Among the enunciations most commonly used by those beginning the therapy process are: “I/he/she have/has a problem,” “I believe there’s a problem with…,” “The problem is that…”.
What is a problem that leads us to seek psychotherapy?
People come to therapy for very diverse reasons. Some of these include:
Someone keeps telling them: “You have a problem: you’re too impulsive,” “Your problem is aggressiveness,” “You’re shy, that’s the problem,” “You’re not sociable and it’s a problem,” “You’re not punctual,” “You don’t communicate,” etc.
They experience emotional, relational, and behavioral discomfort and feel they need a change of perspective.
They believe that by coming to therapy, they will understand and eventually solve others’ lives.
Let’s take a subitem of item 1.
Adolescent, 15 years old. Introvert, but not antisocial. Shy, but not completely withdrawn. He came to therapy because his parents believe he has “a problem,” but also because he wants to experience “high school life.” He speaks confidently, and with quite a bit of courage for an introvert, about himself:
“If nobody invites me to hang out during breaks, I just stay in class all day. Well, it’s also complicated. Those who go out usually smoke, I don’t smoke.
He catches my gaze and answers the question that doesn’t even get a chance to be asked:
“There are others, yes, who don’t smoke. And in the end, it’s not mandatory to smoke. I could go out even if nobody invites me. I’ve done that before and it was fine. I mean, they didn’t reject me. I even talked sometimes…”
We discuss briefly about some characteristics of his temperament and the type of personality that is starting to emerge. I tell him about how an introvert is just as good as an extrovert. I also tell him that balance is needed in both cases. And let’s focus on gaining this balance.
Please allow me to emphasize the phrase “you have a problem” that we use when we want to encourage teenagers to change a behavior. They face problem-solving daily. It’s not necessarily something that attracts them. If we give them another problem to solve, especially one related to their identity, we might lose them.
If we start by identifying the beneficial aspect of the behavior to be “solved” and which should actually be enhanced, the results we will achieve can be astonishing.
Not a problem, simply a personality characteristic
So we established that an introvert has deep thinking. We concluded, me and the adolescent, that introvert individuals analyze more, so they can make better-informed decisions.
„And my mouth doesn’t speak without me. And that’s good, right?”
Yes, it’s very good to be together when you have something to say. My remark amused him and he left with a self-imposed task: every day of the current week, he will go out during breaks.

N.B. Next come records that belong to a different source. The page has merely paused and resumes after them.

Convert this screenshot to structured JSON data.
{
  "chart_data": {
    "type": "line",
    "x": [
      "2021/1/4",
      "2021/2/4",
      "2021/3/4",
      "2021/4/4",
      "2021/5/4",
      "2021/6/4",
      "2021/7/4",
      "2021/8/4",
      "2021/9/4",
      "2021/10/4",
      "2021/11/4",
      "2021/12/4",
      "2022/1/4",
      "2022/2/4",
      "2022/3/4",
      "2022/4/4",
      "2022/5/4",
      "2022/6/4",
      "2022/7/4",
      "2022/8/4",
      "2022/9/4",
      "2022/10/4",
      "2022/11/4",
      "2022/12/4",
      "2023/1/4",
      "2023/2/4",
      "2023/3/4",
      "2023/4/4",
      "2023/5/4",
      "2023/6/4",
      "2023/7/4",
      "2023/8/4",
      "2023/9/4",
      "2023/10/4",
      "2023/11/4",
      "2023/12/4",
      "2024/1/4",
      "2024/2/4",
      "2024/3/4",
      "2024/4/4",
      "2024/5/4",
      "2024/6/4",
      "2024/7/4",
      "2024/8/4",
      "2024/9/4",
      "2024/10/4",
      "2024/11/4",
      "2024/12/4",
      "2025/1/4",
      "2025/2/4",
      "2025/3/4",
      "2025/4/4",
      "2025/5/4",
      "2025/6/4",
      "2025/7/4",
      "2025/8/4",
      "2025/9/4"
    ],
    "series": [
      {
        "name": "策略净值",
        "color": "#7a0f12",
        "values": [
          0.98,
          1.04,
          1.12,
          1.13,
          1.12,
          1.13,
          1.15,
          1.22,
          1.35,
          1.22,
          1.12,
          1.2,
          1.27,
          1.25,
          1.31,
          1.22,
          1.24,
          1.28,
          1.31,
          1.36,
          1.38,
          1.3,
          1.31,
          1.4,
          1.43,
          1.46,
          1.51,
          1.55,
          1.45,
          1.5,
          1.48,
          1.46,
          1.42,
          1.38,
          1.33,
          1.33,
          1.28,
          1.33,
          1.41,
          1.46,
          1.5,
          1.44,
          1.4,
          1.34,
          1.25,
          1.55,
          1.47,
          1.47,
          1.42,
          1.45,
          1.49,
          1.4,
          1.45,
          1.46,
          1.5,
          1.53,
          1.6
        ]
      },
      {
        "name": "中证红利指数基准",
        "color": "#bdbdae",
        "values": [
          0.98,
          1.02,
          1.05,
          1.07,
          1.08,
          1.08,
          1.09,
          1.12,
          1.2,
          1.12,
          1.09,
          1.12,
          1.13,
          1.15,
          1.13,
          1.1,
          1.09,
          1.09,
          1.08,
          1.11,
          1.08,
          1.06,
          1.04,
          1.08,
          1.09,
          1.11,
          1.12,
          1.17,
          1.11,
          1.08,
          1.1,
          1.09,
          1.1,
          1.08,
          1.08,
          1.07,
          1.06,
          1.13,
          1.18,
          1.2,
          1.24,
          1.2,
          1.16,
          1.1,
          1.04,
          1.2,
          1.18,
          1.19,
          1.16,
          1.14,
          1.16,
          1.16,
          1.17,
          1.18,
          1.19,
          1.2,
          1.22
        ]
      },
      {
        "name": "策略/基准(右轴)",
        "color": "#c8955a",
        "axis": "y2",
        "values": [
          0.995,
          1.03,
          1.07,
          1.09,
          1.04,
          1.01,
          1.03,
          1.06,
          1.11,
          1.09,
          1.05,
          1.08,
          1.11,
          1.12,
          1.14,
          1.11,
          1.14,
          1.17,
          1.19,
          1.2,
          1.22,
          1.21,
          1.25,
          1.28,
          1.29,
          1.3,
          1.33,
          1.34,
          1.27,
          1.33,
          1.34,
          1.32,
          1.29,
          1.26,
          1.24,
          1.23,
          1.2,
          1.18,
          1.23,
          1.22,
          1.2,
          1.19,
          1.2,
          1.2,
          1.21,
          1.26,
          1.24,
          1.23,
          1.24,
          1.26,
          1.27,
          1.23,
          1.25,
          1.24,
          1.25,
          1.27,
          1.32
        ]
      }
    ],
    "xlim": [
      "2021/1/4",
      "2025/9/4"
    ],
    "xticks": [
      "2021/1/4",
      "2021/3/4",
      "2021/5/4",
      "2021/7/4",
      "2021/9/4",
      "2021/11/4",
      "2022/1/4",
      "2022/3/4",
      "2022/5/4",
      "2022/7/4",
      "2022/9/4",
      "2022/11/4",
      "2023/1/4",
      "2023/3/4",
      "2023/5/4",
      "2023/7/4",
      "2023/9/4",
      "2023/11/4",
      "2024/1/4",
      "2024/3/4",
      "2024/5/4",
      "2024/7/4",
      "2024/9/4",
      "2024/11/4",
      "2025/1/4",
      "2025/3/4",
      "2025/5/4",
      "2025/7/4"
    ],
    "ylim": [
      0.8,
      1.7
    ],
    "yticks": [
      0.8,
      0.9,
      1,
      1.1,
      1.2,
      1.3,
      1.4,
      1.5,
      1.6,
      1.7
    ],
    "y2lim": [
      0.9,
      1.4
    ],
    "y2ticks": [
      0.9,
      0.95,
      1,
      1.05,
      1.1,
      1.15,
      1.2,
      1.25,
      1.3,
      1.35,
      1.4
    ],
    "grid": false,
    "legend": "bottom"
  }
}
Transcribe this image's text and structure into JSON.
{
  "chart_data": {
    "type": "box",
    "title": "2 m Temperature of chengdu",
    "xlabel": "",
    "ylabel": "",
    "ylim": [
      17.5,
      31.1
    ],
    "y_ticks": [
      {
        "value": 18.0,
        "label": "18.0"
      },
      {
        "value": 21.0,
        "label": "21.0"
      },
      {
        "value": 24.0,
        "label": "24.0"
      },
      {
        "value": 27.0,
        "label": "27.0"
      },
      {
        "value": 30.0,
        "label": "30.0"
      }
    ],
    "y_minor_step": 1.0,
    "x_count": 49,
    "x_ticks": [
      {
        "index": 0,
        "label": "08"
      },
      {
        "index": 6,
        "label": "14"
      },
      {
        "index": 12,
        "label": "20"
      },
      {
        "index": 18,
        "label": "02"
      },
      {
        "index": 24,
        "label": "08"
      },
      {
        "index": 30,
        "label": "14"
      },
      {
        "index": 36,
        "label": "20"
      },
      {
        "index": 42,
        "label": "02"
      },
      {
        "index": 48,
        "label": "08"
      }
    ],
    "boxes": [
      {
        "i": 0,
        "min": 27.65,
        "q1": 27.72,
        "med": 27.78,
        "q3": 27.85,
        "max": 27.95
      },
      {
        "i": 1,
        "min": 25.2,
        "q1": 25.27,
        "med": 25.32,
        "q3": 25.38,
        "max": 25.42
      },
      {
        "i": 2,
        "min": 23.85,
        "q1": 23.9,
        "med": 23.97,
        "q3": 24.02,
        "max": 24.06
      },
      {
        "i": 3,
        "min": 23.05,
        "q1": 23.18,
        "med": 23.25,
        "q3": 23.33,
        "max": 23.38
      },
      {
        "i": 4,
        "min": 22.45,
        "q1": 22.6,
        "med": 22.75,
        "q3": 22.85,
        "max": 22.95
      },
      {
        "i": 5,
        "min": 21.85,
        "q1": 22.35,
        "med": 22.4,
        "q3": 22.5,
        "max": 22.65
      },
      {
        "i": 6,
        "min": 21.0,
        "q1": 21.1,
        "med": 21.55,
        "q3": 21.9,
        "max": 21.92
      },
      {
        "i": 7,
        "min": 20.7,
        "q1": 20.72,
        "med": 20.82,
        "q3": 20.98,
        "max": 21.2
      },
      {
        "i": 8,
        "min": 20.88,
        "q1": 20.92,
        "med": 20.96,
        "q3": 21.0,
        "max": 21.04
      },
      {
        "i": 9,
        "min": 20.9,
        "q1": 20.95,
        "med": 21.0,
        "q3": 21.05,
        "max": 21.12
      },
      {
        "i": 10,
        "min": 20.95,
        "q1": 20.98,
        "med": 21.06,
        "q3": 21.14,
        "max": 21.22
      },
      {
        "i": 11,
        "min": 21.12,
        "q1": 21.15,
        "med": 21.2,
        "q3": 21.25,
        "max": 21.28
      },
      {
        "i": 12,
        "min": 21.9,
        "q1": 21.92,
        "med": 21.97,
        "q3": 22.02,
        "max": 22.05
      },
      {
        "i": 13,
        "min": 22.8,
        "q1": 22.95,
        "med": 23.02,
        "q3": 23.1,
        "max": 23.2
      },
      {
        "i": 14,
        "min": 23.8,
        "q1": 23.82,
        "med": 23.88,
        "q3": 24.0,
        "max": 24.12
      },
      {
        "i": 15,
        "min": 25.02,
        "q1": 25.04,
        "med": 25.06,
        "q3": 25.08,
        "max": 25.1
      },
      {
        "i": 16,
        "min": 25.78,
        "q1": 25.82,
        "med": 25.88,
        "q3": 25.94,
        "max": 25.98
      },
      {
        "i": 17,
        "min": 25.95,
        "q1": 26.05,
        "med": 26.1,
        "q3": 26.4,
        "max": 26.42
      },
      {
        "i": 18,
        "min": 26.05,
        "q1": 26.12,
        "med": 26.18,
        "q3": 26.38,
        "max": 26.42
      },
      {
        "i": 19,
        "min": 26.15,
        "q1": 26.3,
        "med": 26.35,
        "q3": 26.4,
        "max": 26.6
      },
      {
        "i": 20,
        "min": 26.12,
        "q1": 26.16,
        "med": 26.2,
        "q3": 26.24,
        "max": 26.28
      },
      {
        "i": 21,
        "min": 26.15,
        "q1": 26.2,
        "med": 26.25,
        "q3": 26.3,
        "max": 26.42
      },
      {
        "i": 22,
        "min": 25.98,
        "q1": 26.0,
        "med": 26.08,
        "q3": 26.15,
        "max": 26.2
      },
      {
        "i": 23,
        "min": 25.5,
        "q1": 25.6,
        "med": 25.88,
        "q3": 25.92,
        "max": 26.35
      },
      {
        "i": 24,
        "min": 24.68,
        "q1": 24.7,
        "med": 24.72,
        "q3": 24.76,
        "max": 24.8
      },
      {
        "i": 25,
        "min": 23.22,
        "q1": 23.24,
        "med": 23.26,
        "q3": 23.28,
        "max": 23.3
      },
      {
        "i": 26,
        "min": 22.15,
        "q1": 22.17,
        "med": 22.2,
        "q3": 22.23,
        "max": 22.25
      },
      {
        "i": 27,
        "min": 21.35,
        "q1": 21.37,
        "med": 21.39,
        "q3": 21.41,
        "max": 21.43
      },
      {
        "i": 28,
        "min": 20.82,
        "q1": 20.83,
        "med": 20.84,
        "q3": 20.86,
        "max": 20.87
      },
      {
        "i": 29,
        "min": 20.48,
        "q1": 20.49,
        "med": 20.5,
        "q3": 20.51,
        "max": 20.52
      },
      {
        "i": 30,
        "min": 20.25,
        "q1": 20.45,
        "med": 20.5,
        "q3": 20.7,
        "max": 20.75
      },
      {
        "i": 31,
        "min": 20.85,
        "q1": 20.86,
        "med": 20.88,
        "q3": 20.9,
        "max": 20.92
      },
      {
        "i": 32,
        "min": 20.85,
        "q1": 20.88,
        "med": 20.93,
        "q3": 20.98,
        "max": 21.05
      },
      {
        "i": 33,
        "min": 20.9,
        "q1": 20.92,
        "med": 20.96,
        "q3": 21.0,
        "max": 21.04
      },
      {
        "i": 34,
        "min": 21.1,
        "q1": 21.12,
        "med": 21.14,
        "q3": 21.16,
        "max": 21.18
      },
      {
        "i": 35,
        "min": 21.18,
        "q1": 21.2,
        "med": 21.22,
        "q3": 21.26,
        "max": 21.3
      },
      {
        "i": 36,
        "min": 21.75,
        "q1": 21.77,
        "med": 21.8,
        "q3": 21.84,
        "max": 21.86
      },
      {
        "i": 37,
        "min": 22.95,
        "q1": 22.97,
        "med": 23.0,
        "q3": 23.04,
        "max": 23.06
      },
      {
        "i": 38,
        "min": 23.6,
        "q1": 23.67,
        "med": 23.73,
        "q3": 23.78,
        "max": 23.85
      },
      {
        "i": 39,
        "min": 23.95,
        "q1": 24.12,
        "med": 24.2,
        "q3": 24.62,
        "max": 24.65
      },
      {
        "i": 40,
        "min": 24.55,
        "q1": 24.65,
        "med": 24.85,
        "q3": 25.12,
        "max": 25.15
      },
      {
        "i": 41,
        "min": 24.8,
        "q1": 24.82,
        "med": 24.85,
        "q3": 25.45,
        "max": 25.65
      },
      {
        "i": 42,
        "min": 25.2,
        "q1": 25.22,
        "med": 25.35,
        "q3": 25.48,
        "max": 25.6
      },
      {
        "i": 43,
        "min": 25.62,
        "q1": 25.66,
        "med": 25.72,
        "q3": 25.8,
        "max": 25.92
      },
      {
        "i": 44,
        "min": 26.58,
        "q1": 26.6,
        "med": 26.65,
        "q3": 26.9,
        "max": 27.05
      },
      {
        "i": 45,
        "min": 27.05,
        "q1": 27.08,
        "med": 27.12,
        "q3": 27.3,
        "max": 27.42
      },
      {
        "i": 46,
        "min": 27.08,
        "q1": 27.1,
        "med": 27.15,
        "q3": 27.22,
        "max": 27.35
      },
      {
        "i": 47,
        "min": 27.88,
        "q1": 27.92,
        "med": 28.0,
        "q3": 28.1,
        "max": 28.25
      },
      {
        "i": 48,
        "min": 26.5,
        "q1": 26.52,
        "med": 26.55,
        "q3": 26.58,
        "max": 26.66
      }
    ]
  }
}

And he will also talk a bit with his classmates. I applauded his decision.
And I don’t know if I did the right thing or not, but I added that an introvert who speaks rarely is more likely to be listened to than an extrovert who speaks a lot.
Our mental, emotional, behavioral construction has given, hereditary elements and others taken from the influences of the environment, from the culture and civilization in which we live, from the education we receive. When any of these do us harm and we understand that, that’s the point of intervention: to adjust, to fade out, re-route, reformulate old beliefs. It’s not the feature itself that’s the problem. A problem can be how we manifests it and how it affects our lives.
It’s nothing magic
These are just a few lessons for the adolescent about identifying manifest and latent personal attributes. To that simple question: What do you like about yourself, about the way you are, teenagers generally have a hard time finding an answer. The reason is related to the image of themselves that they build by referring to the opinions of adults. Which wouldn’t be bad if they were well…formulated.
What would you like to value more about the way you are? What would you like to fade out about your behavior because it gives you “trouble”?
With these two questions and all their answers, I juggled for a good few weeks. I turned them all over, because they have a lot of faces. Lights, shadows, angles, curved lines, broken lines.
The fact is that after four months into high school, our teenager kindly asked me to change the therapy day so he could go get shawarma with his friends.